Hang an “Out of order” sign outside my window
and climb into the mountains to live alone like the grinch.
But I’m an eternal optimist and I like that
first date feeling.
Everything is exciting and feels brand new.
Checking to make sure there’s nothing on your face when he goes inside a gas station,
and eagerly waiting for the first kiss.
Those dumb butterflies that flutter when he texts you or reaches for your hand in the car.

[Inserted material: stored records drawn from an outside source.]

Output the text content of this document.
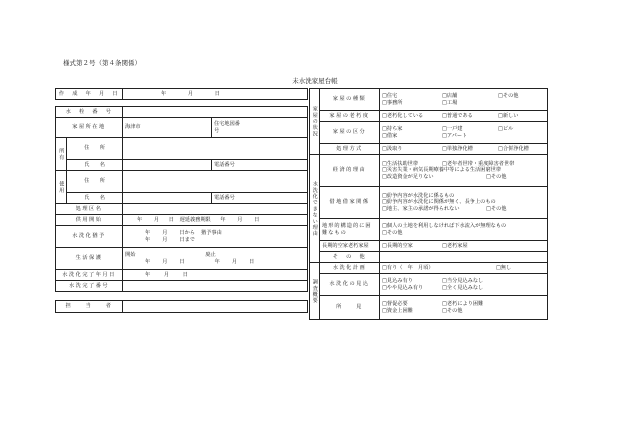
様式第２号（第４条関係）
未水洗家屋台帳
作　成　年　月　日		年 月 日	

水　栓　番　号			
家屋所在地		海津市	住宅地図番号
所有	住　　所		
	氏　　名		電話番号
使用	住　　所		
	氏　　名		電話番号
処理区名			
供用開始		年 月 日 遅延義務期限 年 月 日	
水洗化猶予		年 月 日から 猶予事由
年 月 日まで	

生活保護		開始 廃止
年 月 日 年 月 日	

水洗化完了年月日		年 月 日	
水洗完了番号			

担　　当　　者			
家屋の状況	家屋の種類	□住宅 □店舗 □その他
□事務所 □工場

	家屋の老朽度	□老朽化している □普通である □新しい
	家屋の区分	□持ち家 □一戸建 □ビル
□借家 □アパート

	処理方式	□汲取り □単独浄化槽 □合併浄化槽
水洗化できない理由	経済的理由	□生活扶助世帯 □老年者世帯・重度障害者世帯
□災害失業・病気長期療養中等による生活困窮世帯
□改造資金が足りない □その他

	借地借家関係	□紛争内容が水洗化に係るもの
□紛争内容が水洗化に関係が無く、長争上のもの
□地主、家主の承諾が得られない □その他

	地形的構造的に困難なもの	□個人の土地を利用しなければ下水流入が無理なもの
□その他

	長期的空家老朽家屋	□長期的空家 □老朽家屋
	そ　の　他	
調査概要	水洗化計画	□有り（　年　月頃） □無し
	水洗化の見込	□見込み有り □当分見込みなし
□やや見込み有り □全く見込みなし

	所　　見	□督促必要 □老朽により困難
□資金上困難 □その他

I won’t shut myself off from all those things,
but I might go on vaca until I’m perfectly tanned,  and I’ve had my fill of pineapple before I get back out there again.
Chameleon Jan 2020
I want you to know I have wanted to write a book since
I was 5 years old. Since I would send short stories to
Children’s magazines I would find on the back cover
of a scholastics, just hoping they might pick me.
They never did, but I kept trying until I grew old
enough to become self conscious about what I have to say.
Is it important? I still wonder that now, and often I find the
answer is no, it is not. To anyone but me anyway.
But I’m a bit of a narcissist. I know this because I have been
in the darkest depths of depression. Like at the bottom of
the ocean, hiding under a rock like a scared crab. Paralyzed with
fear, ready to stay there forever. But yet, I don’t want to die
because without me the world wouldn’t exist, and for
some reason naive hope dwells within me still.
So maybe what I have to say is important. To me.
And to you too. Guess we’ll never know until I write
that book.
Chameleon Jan 2020
I don’t know much.
Maybe nothing at all.
But I know I love him.
He is this warm, October light
that makes me feel good
and without him things just don’t
seem to go right.
I don’t know what’s going to happen
to me in a week, let alone a year;
but I hope he’s there
because that means things will be okay.
Chameleon Jan 2020
It’s hard to be a human.
To make the right choice,
or do the right thing.
It’s even harder when you love someone.
It’s hard to be happy with simplicity.
At least for me.
It’s hard when your dreams feel
so big and impossible.
Like that bright star you see when you’re driving at night. The one that stands out from the others.
It’s too far away, so you can’t grab it.
Instead you think about how beautiful it would be if it could be yours.
Some day that star will burn out,
turn into dust or maybe nothing at all
just like me.. but I still want it.
Chameleon Dec 2019
I couldn’t eat for
2 months.
My appetite just disappeared.
I lost weight really fast.
My belt became too big.
Usually food is my comfort,
I have spent many many nights
getting to the bottom of a bag
or having just one more slice.
So when the idea of food became
nauseating and my stomach just stopped
growling, it was weird.
I have never experienced heart break
like that.
It really is as bad as all the sappy poems say.
When you’re broken, even your favorite food
can’t comfort you.
Chameleon Dec 2019
I feel like I’ve been having
an identity crisis lately.
I’m living in past memories,
and blocking out the bad parts.
I’ve been ignoring the passage of time
because it’s going so fast
and frankly, I’m terrified for the future.
I miss my apartment,
and my boyfriend, my old job
and my friends.
My phone doesn’t even recognize me
anymore because I don’t look the same.
My hair is thin and torn out,
I have huge dark circles under my eyes
and my body looks fatter.

Why does everything have to fall apart?